User:Sumit.iitp/Research

Hi, I'm Sumit, bachelors in Computer Sc. and Engg. from IIT Patna. I'm interested in Artificial Intelligence and NLP. Applying mathematics and computer science algorithms to make sense of data is what excites me the most.

This page is to track my research projects with Wikimedia Foundation as part of Scoring Platform Team and elsewhere over the course of time. I also maintain an online blog where I write about technical topics related to my work from time to time.

Click on the image to explore the project
Automatic suggestion of topics to drafts
Undergrad research thesis
Wikidata PageBanner extension
Project to visually simulate graph algorithms using d3 with controls for simulations
Number of re-reviews that patrollers perform on Wikipedia
Number of people who performed new page patrol
Test timeout for ORES
AI@IITP
Question answering using CNN
Digital Image Processing to detect calcifications in mammograms

Wikimedia Foundation

I've been associated with the Scoring platform team of Wikimedia Foundation since May 2017 and have been contributing to a number of projects aimed at building and deploying Machine Learning models on Wikipedia to ease the task of editors. Some of them are:

Automatic suggestion of topics to new drafts

This is the latest project I'm currently driving under the guidance of User:Halfak_(WMF) who manages the Scoring platform team. The project is about using the data around existing en:Wikipedia:WikiProject to gather topical information on these WikiProjects and then using this information to predict topics of new drafts on Wikipedia.

Published the machine readable WikiProjects dataset at https://doi.org/10.6084/m9.figshare.5503819.v1 . The dataset was generated by parsing the WikiProjects directory using a handwritten parser through recursion. The work log provides detailed steps on how the dataset was generated. Github commit - link

Script to extract and generate mid-level wikiprojects mapping - This change takes a bunch of fine grained WikiProject topics and groups them in higher level categories called mid-level categories. The idea for mid-level categories comes from the categorization given at WikiProjects Directory.
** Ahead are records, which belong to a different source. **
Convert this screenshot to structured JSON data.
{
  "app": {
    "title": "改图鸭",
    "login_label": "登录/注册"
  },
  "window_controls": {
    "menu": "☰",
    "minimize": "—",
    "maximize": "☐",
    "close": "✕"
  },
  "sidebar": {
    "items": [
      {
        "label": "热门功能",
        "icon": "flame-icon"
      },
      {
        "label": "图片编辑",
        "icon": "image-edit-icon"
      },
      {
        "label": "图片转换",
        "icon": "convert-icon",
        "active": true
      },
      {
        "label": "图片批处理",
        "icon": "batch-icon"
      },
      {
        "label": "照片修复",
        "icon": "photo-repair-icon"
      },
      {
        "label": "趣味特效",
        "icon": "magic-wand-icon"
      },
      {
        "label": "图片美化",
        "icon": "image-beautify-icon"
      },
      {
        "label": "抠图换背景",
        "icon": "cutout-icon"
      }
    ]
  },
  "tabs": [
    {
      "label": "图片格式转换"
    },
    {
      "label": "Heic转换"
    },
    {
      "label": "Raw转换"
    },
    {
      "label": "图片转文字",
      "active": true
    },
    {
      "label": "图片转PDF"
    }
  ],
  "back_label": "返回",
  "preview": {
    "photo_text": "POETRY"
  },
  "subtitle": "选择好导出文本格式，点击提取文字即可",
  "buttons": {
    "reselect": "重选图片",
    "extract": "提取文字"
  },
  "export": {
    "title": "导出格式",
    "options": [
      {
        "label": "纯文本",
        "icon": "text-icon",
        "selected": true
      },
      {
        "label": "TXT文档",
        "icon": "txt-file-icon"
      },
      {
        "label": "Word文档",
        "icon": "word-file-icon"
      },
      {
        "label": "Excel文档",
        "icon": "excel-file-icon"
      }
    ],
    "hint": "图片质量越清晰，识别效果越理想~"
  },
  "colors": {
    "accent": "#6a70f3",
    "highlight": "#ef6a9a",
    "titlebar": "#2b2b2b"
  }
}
E.g WikiProject:Albums and WikiProject:Music both come under a broader category Performing Arts. The aim of this step is to reduce the classification to a few broad level categories which is both feasible as well as logical. Pull requrest - link

For a total of 93,000 observations(page_ids), the labeling operation took about 1:18:28(hh:mm:ss.ms)
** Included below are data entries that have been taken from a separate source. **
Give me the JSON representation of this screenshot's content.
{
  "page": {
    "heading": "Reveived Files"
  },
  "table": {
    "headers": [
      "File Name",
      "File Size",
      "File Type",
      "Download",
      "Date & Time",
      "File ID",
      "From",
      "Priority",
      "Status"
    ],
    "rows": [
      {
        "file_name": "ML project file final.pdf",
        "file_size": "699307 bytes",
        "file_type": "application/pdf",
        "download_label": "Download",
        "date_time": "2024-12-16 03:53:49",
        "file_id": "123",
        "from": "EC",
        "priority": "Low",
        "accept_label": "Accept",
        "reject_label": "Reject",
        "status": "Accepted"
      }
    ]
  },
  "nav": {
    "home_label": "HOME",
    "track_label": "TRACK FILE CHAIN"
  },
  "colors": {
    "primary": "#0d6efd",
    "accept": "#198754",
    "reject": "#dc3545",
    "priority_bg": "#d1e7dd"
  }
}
Script that given a list of page-ids extracts all wikiproject templates and mid-level categories associated with the page by querying the mediawiki api. This prepares the final dataset that will be used to train the multi-label classifier by additionally fetching text associated with each page for training. Pull request - link

Published the labeled WikiProjects set containing 94,500 observations having talk-page-id to mid-level-categories mapping - https://doi.org/10.6084/m9.figshare.5640526.v1

Changes to the revscoring library to include a tfidf weighting for multi-label classification for WikiProjects data or a word-vector based approach to classify new drafts, whichever works better. The basic challenge is handling the scale of data. - In progress

The classification was done using RandomForests and GradientBoosting classifiers using word2vec as features. The binary-relevance model was used for multilabel-classification and achieved good results.

PR curve with random forest classifier for select mid-level-categories:

ROC curve with random forest classifier for select mid-level-categories:

Draftquality

This project deals with determining the quality of new drafts on Wikipedia drafts and classify them into the categories spam, vandalism, attack or OK. The project is aimed at automating the task of editors regarding speedy deletion criteria where editors are authorized to delete certain articles violating Wikipedia policies without broader consent. I worked on:

Experiment with sentiment feature on draftquality modeling - Phabricator - phab:T167305, blog post

Editquality

Completed generation of models for few of the languages:

Damaging and goodfaith models for Albanian Wikipedia - phab:T163009
Damaging and goodfaith models for Romanian Wikipedia - phab:T156503
Testing the sentiment feature on edtis - phab:T170177

ORES

Add timeout test for functions taking too long phab:T170205

New Page Patrol Research

Research work around new page review user right on Wikipedia introduced in November 2015:

The number of re-reviews that patrollers perform - link

Number of people who performed new page patrol - link

Undergraduate Thesis

My undergraduate thesis work was on the WSDM Cup 2017 triple scoring task. The poster can be found here.

More info can be sought on the blog post. The work will be published in the short paper/poster track of ICON 2017.